El olor de las ciudades

Pablo Montaño / colectivo Conexiones Climáticas

Foto: Carlos Martínez

Un argumento aromático contra el automóvil

Olerán a flores, a hierba con rocío y a mar o bosque o cerro o desierto o a lo que sea que las rodea. Nos daremos cuenta de lo que cocinan nuestros vecinos, de qué tanto ajo usaron, de quién hizo carne asada. Nuestra ciudad será un museo de aromas, conformado por remolinos renovados con los cambios de temporada, perfumada con la llegada de las flores de los cítricos, y con niñas y niños que sabrán que mayo huele a flor de huizache y junio a tierra mojada. La memoria de los aromas que respiraron nuestros ancestros volverá con fuerza, recordaremos que hay aromas exclusivos de la noche y otros reservados para quien se despierta con el sol.

La ciudad sin autos huele a flores, sin escapes y sin el aroma del concreto sobado por el hule de las llantas, sin el plástico de sus molduras calentándose. Lo que viviremos será una salida de la monotonía impuesta por un autoritario modelo de deficiente transporte. No hay respuesta climática posible sin la transformación profunda de nuestro actual modelo de movilidad. Esta transformación no implica la electrificación de los autos, sino su eliminación. El costo energético de su fabricación, el espacio que demandan, sus llantas que son prácticamente imposibles de reciclar, y la manera en la que deforman nuestras ciudades, los vuelven inviables frente a la necesidad de un planeta vivo.

Más allá del miedo que implica perder a un protagonista de nuestras calles, el reto es un catalizador para la imaginación. He realizado talleres sobre el futuro que queremos para nuestras ciudades en distintas partes del país; el resultado siempre se parece: nadie extraña los coches cuando hay opciones de transporte público y cuando las calles se llenan con un montón de flores y huertos. A pesar de los distintos entornos, la imaginación nos lleva a lugares casi idénticos; las diferencias se quedan en los huizaches que llenan Chihuahua, en los tamarindos en La Paz, en las ceibas para Playa del Carmen y en los manglares en Tabasco. Al final queremos lo mismo.

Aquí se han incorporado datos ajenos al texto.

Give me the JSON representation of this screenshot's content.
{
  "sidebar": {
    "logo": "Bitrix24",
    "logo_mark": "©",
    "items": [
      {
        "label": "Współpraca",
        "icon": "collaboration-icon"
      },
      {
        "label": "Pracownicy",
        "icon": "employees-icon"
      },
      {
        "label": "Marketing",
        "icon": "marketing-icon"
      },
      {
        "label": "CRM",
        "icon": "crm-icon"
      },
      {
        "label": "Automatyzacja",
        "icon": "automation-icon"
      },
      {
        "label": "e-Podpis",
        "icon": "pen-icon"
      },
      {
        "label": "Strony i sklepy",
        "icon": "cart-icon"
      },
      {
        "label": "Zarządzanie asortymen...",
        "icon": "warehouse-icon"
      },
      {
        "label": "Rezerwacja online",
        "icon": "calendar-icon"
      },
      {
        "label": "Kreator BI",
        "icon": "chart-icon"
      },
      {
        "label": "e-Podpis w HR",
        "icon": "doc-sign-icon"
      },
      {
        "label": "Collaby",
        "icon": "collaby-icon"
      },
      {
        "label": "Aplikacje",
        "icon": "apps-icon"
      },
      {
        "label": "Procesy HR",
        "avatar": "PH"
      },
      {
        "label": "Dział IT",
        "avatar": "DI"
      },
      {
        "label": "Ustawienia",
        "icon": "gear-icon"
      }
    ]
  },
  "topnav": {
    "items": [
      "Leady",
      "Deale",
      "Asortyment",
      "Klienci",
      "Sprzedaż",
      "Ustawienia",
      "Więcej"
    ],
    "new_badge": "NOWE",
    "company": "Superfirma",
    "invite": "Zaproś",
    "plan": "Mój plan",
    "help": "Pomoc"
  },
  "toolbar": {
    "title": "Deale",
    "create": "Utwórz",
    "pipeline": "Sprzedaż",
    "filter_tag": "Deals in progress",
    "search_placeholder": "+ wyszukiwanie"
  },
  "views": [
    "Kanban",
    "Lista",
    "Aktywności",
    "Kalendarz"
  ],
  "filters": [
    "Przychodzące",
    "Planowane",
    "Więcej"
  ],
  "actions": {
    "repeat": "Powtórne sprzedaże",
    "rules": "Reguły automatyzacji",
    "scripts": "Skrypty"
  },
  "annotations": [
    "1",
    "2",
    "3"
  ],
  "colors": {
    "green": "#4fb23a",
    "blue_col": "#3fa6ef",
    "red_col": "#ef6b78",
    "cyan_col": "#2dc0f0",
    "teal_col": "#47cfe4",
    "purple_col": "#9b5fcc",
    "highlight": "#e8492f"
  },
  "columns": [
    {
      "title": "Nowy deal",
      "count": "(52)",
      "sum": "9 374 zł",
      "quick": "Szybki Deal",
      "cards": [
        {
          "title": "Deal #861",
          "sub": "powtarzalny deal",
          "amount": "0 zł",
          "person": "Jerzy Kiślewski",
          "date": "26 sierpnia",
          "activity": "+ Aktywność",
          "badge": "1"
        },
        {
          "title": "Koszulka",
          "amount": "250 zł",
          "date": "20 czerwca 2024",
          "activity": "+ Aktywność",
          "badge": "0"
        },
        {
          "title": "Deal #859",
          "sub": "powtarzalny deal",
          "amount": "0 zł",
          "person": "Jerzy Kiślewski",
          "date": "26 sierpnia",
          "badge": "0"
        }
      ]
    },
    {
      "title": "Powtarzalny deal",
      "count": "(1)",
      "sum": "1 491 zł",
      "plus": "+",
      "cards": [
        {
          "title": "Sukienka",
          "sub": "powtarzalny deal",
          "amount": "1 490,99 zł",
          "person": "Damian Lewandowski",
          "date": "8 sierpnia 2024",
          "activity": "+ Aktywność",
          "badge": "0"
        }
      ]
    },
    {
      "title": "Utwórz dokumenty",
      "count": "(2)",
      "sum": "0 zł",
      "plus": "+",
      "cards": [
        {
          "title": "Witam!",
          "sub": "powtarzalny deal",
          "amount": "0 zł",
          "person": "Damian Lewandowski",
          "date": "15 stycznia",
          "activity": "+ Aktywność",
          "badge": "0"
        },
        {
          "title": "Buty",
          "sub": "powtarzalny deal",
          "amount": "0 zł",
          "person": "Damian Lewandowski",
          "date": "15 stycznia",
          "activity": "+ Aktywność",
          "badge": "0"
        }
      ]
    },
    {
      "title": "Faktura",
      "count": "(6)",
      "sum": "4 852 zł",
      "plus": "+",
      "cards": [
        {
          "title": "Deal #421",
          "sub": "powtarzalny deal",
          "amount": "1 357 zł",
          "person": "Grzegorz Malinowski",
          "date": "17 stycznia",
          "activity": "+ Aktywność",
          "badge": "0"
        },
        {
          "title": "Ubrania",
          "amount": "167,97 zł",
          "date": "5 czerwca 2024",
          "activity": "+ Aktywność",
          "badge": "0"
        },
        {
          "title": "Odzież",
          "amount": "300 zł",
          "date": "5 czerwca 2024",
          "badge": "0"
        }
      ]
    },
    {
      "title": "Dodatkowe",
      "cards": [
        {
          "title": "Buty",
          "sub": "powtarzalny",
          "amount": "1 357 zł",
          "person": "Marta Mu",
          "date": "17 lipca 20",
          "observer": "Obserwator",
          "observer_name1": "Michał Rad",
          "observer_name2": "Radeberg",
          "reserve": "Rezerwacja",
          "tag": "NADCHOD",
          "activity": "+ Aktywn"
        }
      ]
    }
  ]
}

La imagen de estas ciudades libradas de autos les sonará a algunos ociosa e infantil, y tendrán razón, pues en realidad lo es. Es una idea en la que abunda el ocio, donde el tiempo no vale, sino que se disfruta; pasa lento con las temporadas y con el crecer de las plantas y sus frutos, y hay razón para estar distraído y para maravillarse con lo que nos rodea. Es infantil, radicalmente infantil, a diferencia de nuestras ciudades cochistas que odian a los niños y los condenan a espacios cerrados y pantallas. Esta otra ciudad los sacará para llenar los juegos que habrá en cada esquina, para escalar los árboles y llenarse las manos y las bocas de tomates y moras; para perseguir escarabajos y descubrir cuáles flores prefieren las abejas. Hay abundancia de futuro cuando rompemos los moldes que nos impuso el modelo económico que nos trajo a la crisis que vivimos. Cuando imaginamos libremente, se antoja el futuro.

La discusión de movilidad cae en la trampa de pensar la crisis climática como un problema de emisiones, donde lo importante es seguir haciendo lo mismo, pero ahora sin dióxido de carbono. Este reduccionismo invisibiliza el modelo económico centrado en la extracción, el consumo, la productividad y su obsesión por crecer como tumor. El decrecimiento frente a la crisis climática también pide nuevas velocidades y nuevos criterios para desplazarnos o no; pide la radical posibilidad de vivir en ciudades cuyas calles no sean letales y que huelan a azar y jazmín.